XI
В обширной келье матери казначейши Маремьяны, занимаемой инокинею Еленою, или государынею Авдотьею Федоровною, приготовлен обильный завтрак для гостей, которые после обедни и молебна должны были явиться к государыне поздравить с великим храмовым праздником. Большой дубовый стол, покрытый белоснежною скатертью, ломится под изобилием блюд: на одной половине разного рода рыбы, красные и белые, соленые, копченые и вяленые; огурцы и огурчики, соленые, малосольные и свежие; разного сорта грибы и другие тому подобные снеди для монашеского чина; а на другой половине вкусные копченые ветчины, индейки, гуси, куры, утки и паштеты для мирских людей. Посередине мостом, соединяющим и примиряющим обе половины, возвышаются брашна: разного рода мед, брага, пиво, зелено вино и даже вина иноземные.

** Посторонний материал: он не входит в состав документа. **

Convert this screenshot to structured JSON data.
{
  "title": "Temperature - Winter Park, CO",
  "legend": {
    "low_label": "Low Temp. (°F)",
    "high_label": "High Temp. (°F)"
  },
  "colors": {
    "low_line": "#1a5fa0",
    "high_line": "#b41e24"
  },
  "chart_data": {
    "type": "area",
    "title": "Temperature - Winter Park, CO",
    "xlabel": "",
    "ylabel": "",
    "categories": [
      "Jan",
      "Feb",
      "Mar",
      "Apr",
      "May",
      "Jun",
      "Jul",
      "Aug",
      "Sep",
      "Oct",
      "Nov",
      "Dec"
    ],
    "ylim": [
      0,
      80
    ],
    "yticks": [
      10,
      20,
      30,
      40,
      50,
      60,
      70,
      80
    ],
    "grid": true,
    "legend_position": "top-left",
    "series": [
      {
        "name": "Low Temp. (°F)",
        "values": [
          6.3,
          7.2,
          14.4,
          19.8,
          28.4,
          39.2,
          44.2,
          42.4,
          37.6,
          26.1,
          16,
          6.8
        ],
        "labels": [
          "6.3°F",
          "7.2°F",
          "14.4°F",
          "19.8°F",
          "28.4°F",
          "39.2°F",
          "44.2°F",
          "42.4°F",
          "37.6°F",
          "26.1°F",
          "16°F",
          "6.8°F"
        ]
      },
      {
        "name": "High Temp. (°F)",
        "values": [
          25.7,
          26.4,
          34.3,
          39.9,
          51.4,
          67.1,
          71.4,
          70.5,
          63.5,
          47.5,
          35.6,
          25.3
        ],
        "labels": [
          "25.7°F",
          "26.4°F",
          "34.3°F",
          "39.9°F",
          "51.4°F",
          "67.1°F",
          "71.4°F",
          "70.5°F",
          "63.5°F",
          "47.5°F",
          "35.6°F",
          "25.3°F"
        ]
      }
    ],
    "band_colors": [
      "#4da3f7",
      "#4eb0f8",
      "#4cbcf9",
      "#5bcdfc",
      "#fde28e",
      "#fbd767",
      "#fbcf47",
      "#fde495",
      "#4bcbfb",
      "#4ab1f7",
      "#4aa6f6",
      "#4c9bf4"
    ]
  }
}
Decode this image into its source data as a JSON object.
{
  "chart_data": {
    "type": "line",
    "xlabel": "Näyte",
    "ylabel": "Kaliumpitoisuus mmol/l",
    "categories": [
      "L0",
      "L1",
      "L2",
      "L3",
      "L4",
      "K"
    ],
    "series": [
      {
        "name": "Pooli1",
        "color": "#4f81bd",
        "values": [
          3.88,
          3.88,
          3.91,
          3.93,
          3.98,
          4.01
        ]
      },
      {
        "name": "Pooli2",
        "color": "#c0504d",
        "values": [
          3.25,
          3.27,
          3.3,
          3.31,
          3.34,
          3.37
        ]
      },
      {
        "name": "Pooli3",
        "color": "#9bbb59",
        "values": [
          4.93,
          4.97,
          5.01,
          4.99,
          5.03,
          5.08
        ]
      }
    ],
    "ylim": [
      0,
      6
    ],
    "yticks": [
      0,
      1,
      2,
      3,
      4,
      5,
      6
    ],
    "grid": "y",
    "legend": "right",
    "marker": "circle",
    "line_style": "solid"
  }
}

Непригодно было хозяйке унижать свое царское достоинство отпуском гостей с пустыми желудками или набитыми одним черным хлебом, а между тем собственных достатков у царицы вовсе не было. Суровый муж оказался к ней, не повинной против него ничем, кроме своей опостылевшей любви, немилостивее, чем к своим сестрам, заточенным в разных монастырях за доказанное участие в стрелецких смутах. Царевне Марье Алексеевне — инокине Маргарите — отпускалось и рыбы, и хлебов, и вина, и пряных зельев больше чем на две тысячи рублей; даже самой инокине Сусанне, злейшему врагу царя, царевне Софье, назначено было разных припасов более чем на пять тысяч рублей; были определены к ним особые мамы, казначеи и постельницы; только одной жене своей царь не дал ни одной постельницы, никакой прислуги и ни одной копейки на содержание. И в первое время бедная Авдотья Федоровна жила скудно, ничем почти не отличаясь от простых келейниц. Потом уже, когда опаска за участие к опальной несколько ослабела, положение ее поправилось; опомнившиеся от погрома родные стали присылать ей то разных припасов, то разных материй, а любимый ее брат Абрам Федорович не оставлял и деньгами, пересылая ей нередкими случаями суммы по несколько сот рублей. Благодаря этим присылкам у ней, кроме послушницы Капитолины, явилась и своя прислуга из крепостных людей, присланных братом.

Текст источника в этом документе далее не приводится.